Summary - Project A: The goals of this research project are to design and discover novel peptide and peptidomimetic ligands that are multivalent ligands that can act as agonists at the mu and delta opioid receptors and antagonists at the neurokinin-1 (NK-1) receptor, all in a single molecule. These ligands can act as potent analgesics in chronic pain states, including neuropathic pain, using new mechanisms of action, but do not have any of the toxic side effects of current opioids. For this purpose, we are developing a comprehensive approach that includes: computer aided design of novel multivalent ligands, asymmetric synthesis of novel amino acids, design and synthesis of peptides and peptidomimetics with unique conformational properties, especially in membrane environments, unique biological properties for treatment of pain without toxicities and tolerance development, and unique abilities to penetrate membrane barriers. We will pursue these goals, with the following Specific Aims: 1) to design and synthesize novel multivalent ligands that have potent mu and delta opioid receptor agonist activity neutral and (mu preferring) and potent NK-1 receptor antagonist activity; 2) in conjunction with the Biochemical Core, to evaluate the pharmacological activities of these compounds with comprehensive binding affinities and efficacies at mu, delta and NK-1 receptors (also as needed, kappa opioid receptors and NK-3 receptors); 3) to evaluate the conformational properties of the best ligands by biophysical studies (NMR, CD, etc.) in aqueous and membrane environments; 4) in conjunction with the Biochemical and Synthesis Cores, to evaluate their biological activities in vivo to demonstrate the potency and efficacy in in vivo models of acute, prolonged and neuropathic pain states, and determine their lack of toxic side effects that are found in current analgesic drugs, including inhibition of gut transit, emesis, development of addictive behaviors, lack of respiratory depression and development of tolerance. We also will evaluate their ability to cross membrane barriers and their stability and biodistribution in vivo. A major goal is to obtain two or three potent, stable and bioavailable ligands with the desired biological activity profiles for examination in human clinical trials.

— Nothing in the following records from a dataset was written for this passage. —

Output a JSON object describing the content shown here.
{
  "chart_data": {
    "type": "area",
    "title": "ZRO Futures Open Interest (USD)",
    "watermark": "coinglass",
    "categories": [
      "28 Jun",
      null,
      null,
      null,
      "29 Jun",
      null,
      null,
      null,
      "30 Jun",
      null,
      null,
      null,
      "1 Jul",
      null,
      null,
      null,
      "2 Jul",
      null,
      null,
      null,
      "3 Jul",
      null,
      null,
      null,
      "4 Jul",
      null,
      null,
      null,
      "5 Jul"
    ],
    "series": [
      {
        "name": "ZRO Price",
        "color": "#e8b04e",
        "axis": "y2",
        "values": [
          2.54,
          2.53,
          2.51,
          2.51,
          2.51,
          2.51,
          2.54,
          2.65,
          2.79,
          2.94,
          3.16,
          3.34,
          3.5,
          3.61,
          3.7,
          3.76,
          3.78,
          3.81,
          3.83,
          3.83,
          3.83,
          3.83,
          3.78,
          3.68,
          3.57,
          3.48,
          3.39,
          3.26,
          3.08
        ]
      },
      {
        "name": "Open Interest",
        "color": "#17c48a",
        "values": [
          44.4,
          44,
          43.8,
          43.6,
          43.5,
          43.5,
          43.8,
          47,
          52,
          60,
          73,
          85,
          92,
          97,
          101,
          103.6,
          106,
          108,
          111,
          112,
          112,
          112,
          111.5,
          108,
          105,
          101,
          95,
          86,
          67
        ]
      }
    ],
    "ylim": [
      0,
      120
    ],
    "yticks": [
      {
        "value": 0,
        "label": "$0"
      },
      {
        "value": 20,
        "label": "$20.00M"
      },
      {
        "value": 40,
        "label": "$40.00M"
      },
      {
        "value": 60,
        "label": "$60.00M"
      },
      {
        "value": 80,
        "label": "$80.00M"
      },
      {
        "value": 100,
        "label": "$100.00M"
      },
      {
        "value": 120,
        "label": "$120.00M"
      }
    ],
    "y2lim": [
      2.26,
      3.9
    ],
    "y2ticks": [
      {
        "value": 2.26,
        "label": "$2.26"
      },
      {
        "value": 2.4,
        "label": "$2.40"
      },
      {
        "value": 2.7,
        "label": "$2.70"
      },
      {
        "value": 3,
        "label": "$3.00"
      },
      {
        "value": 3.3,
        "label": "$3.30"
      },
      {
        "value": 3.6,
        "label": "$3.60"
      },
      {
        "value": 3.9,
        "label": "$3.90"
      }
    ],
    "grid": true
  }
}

摘要-项目A： 本研究计划的目标是设计和发现新的肽和拟肽配体 它们是可以作为μ和δ阿片受体的激动剂和拮抗剂的多价配体 在神经激肽-1（NK-1）受体，所有在一个单一的分子。这些配体可以作为有效的镇痛剂 在慢性疼痛状态，包括神经性疼痛，使用新的作用机制，但没有任何 阿片类药物的毒副作用为此，我们正在制定一项全面的 方法，包括：计算机辅助设计的新的多价配体，不对称合成的 新的氨基酸，具有独特构象的肽和肽模拟物的设计和合成 特性，特别是在膜环境中，用于治疗疼痛的独特生物学特性 没有毒性和耐受性发展，以及独特的穿透膜屏障的能力。我们 我们将继续致力于这些目标，具体目标如下：1）设计和合成新的多价 具有有效的μ和δ阿片样物质受体激动剂活性的配体， 有效的NK-1受体拮抗剂活性; 2）与生化核心结合，以评估 这些化合物的药理活性具有全面的结合亲和力和功效， μ、δ和NK-1受体（也根据需要，κ阿片受体和NK-3受体）; 3） 通过生物物理研究（NMR，CD等）评估最佳配体的构象特性在 水和膜环境; 4）与生物化学和合成核心结合， 评价其体内生物活性，以证明其在体内模型中的效力和功效， 急性，长期和神经性疼痛状态，并确定其缺乏毒性副作用， 在目前的镇痛药物中发现，包括抑制肠道运输，呕吐，成瘾性发展， 行为，缺乏呼吸抑制和耐受性的发展。我们也将评估他们的 通过膜屏障的能力及其在体内的稳定性和生物分布。一个主要目标是获得 两种或三种具有所需生物活性特征的有效、稳定且生物可利用的配体， 在人体临床试验中进行检测。